第11話 (+ 92 94 90 89)

 暦の話をしようと思う。


 グレゴリオ暦以外の太陽暦として、イランを中心にペルシャ語圏で使われているペルシャ暦(イラン暦)を挙げたが、これは春分を年初とし、1~6月を31日、7~11月を30日、12月だけが29日で閏年は30日になる、という大変わかりやすい暦である。

 また類似した暦としてインド国定暦というものがあり、こちらは春分の翌日を年初とし、2~6月が31日で残りは30日。
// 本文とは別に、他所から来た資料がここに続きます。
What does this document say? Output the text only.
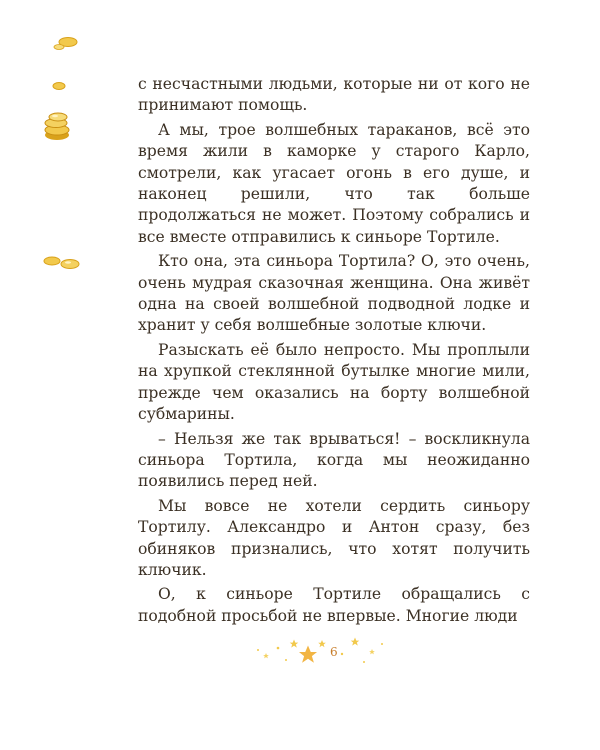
с несчастными людьми, которые ни от кого не принимают помощь.

А мы, трое волшебных тараканов, всё это время жили в каморке у старого Карло, смотрели, как угасает огонь в его душе, и наконец решили, что так больше продолжаться не может. Поэтому собрались и все вместе отправились к синьоре Тортиле.

Кто она, эта синьора Тортила? О, это очень, очень мудрая сказочная женщина. Она живёт одна на своей волшебной подводной лодке и хранит у себя волшебные золотые ключи.

Разыскать её было непросто. Мы проплыли на хрупкой стеклянной бутылке многие мили, прежде чем оказались на борту волшебной субмарины.

– Нельзя же так врываться! – воскликнула синьора Тортила, когда мы неожиданно появились перед ней.

Мы вовсе не хотели сердить синьору Тортилу. Александро и Антон сразу, без обиняков признались, что хотят получить ключик.

О, к синьоре Тортиле обращались с подобной просьбой не впервые. Многие люди

6
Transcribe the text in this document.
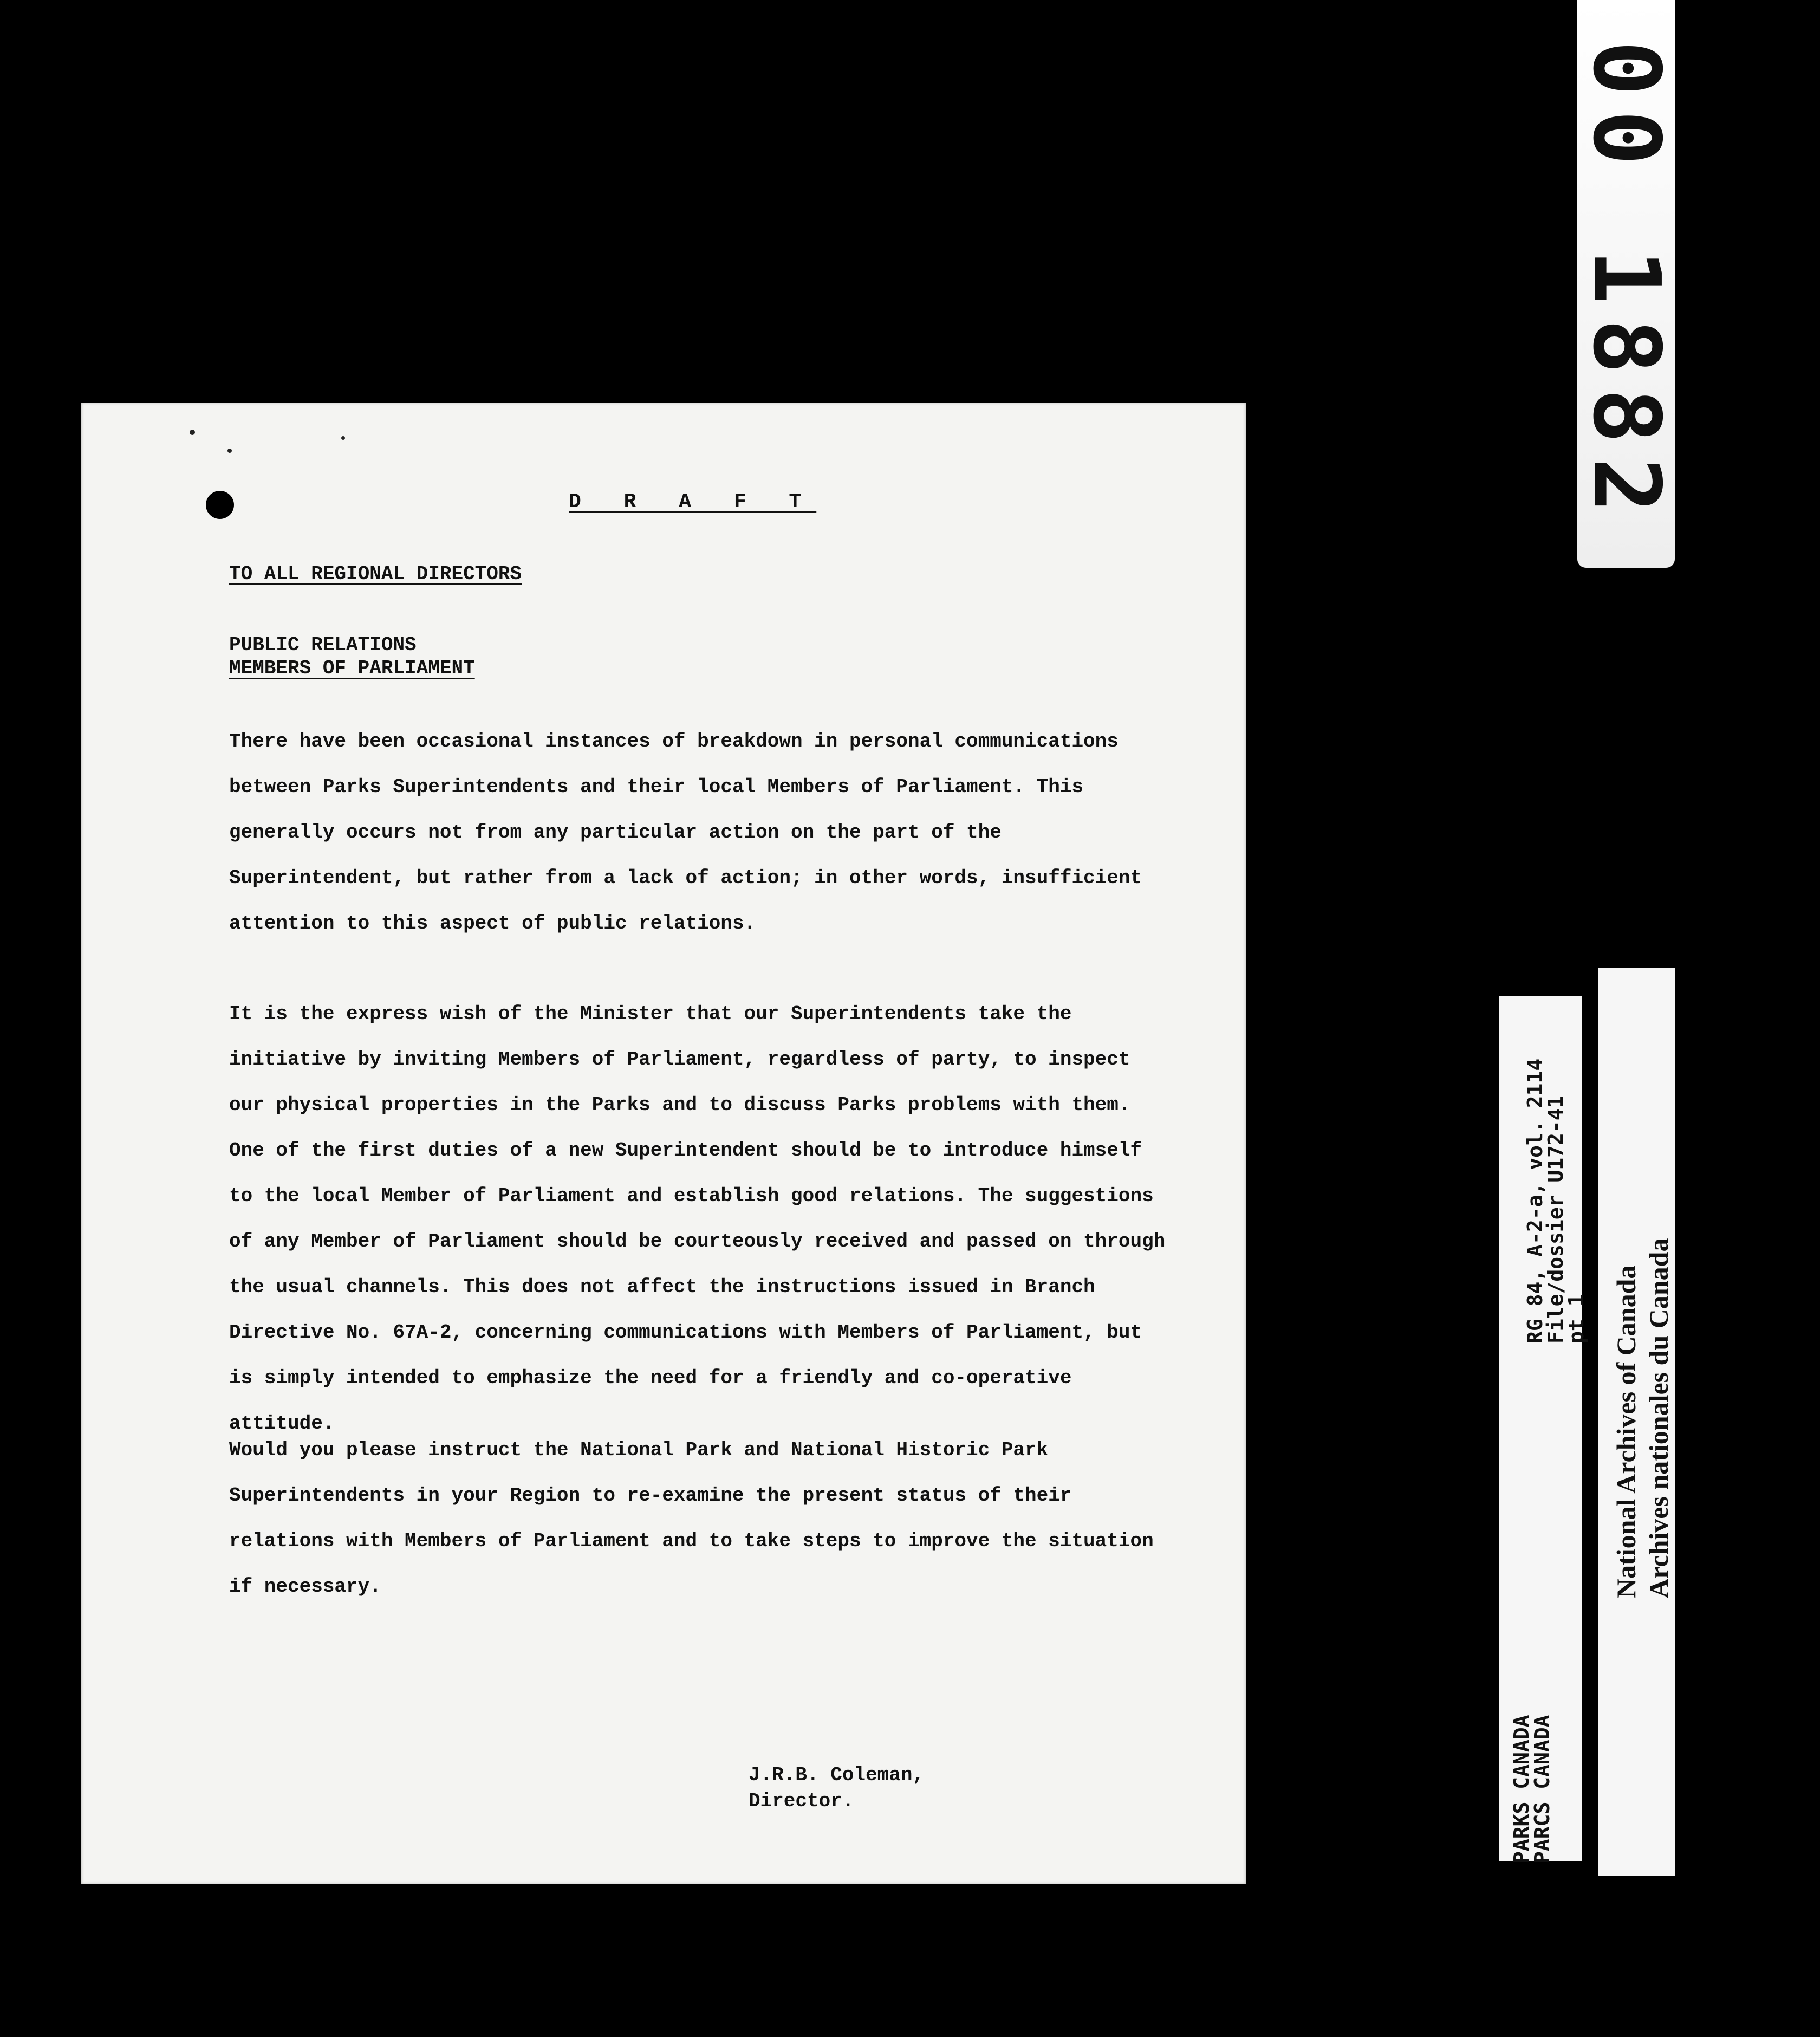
D R A F T
TO ALL REGIONAL DIRECTORS
PUBLIC RELATIONS
MEMBERS OF PARLIAMENT
There have been occasional instances of breakdown in personal communications
between Parks Superintendents and their local Members of Parliament. This
generally occurs not from any particular action on the part of the
Superintendent, but rather from a lack of action; in other words, insufficient
attention to this aspect of public relations.
It is the express wish of the Minister that our Superintendents take the
initiative by inviting Members of Parliament, regardless of party, to inspect
our physical properties in the Parks and to discuss Parks problems with them.
One of the first duties of a new Superintendent should be to introduce himself
to the local Member of Parliament and establish good relations. The suggestions
of any Member of Parliament should be courteously received and passed on through
the usual channels. This does not affect the instructions issued in Branch
Directive No. 67A-2, concerning communications with Members of Parliament, but
is simply intended to emphasize the need for a friendly and co-operative
attitude.
Would you please instruct the National Park and National Historic Park
Superintendents in your Region to re-examine the present status of their
relations with Members of Parliament and to take steps to improve the situation
if necessary.
J.R.B. Coleman,
Director.
00 1882
RG 84, A-2-a, vol. 2114
File/dossier U172-41
pt 1
PARKS CANADA
PARCS CANADA
National Archives of Canada Archives nationales du Canada
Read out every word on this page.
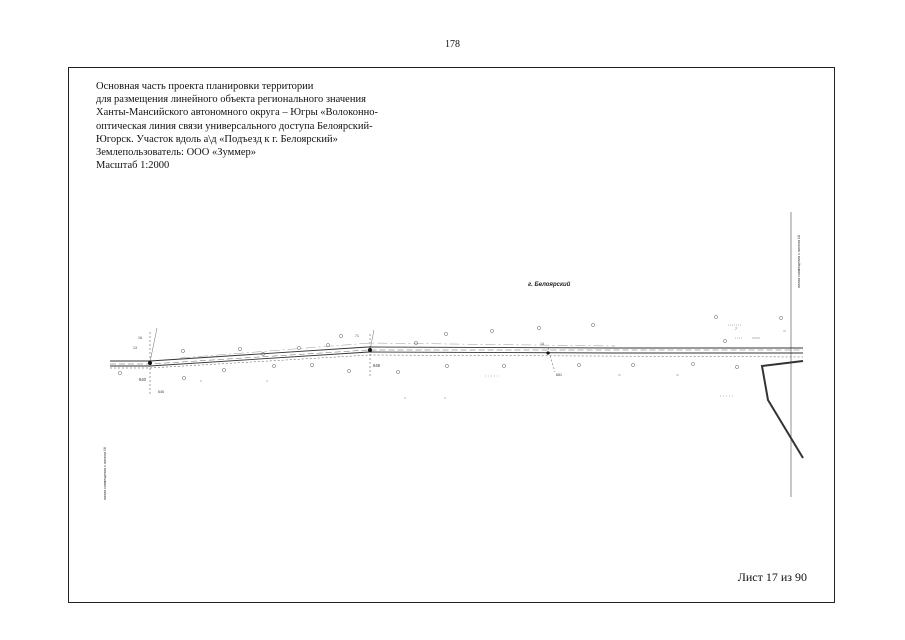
178
Основная часть проекта планировки территории
для размещения линейного объекта регионального значения
Ханты-Мансийского автономного округа – Югры «Волоконно-
оптическая линия связи универсального доступа Белоярский-
Югорск. Участок вдоль а\д «Подъезд к г. Белоярский»
Землепользователь: ООО «Зуммер»
Масштаб 1:2000
линия совмещения с листом 18
линия совмещения с листом 16
г. Белоярский
640
648
645
651
13
16	71
7
14
Лист 17 из 90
閏年は1月を31日にして調節する、これまたシンプルな規則になっている。

 グレゴリオ暦が「西向くさむいらい」などと語呂合わせで大小月を憶えなければいけないのに比べると、大変簡便である。

 さて、なぜ両者は一年の前半(グレゴリオ暦の4月から9月頃)に大の月を集めているのだろうか?


 実は、一年を春分・秋分で分けた時、春分‐秋分間の方が、秋分‐春分間より長い、という事実がこの背景にはある。


 論より証拠、計算してみよう。

 国立天文台の暦要項から2018年の春分~2019年春分までの二至二分を取り出すと次のようになる。


2018年春分 2018/03/21

2018年夏至 2018/06/21

2018年秋分 2018/09/23

2018年冬至 2018/12/22

2019年春分 2019/03/21


 このままでは計算がしにくいので、前回紹介したユリウス通日数(JDN)に変換してみる。


2018年春分 2458198

2018年夏至 2458290

2018年秋分 2458384

2018年冬至 2458474

2019年春分 2458563


 単純な引算が示すところ、2018年春分‐(92日)‐2018年夏至‐(94日)‐2018年秋分‐(90日)‐2018年冬至‐(89日)‐2019年春分となる。春分‐秋分間が186日、秋分‐春分間が179日である。北半球では夏の方が長いわけである。

 なぜこうなるかについては、地球が太陽を回る公転軌道が真円ではなく楕円であり、太陽が片方の焦点にあるため、一年を通じ地球が太陽に近づいたり遠ざかったりしていることに起因している。興味のある方は「ケプラーの法則」で調べてみて欲しい。

 ともあれ、地球が公転軌道上を動く線速度は、遠日点のある夏に向かって遅くなり、近日点のある冬に向かって早くなっている。


 ペルシャ暦やインド国定暦はこの自然の摂理を暦に反映させているわけである。

 特にペルシャ暦は小の月を基本30日としつつも12月を敢えて29日(平年)とすることで、1~6月が186日になり、後半7~12月が179日に一致させている。この結果、ペルシャ暦の7月1日は秋分の日になる。

 十進法に拘ったフランス革命暦とはまた違った合理性・科学性がそこにはあり、何度見ても感心するのであるが、ペルシャ語圏以外での知名度がそれほど高くないのが残念なところである。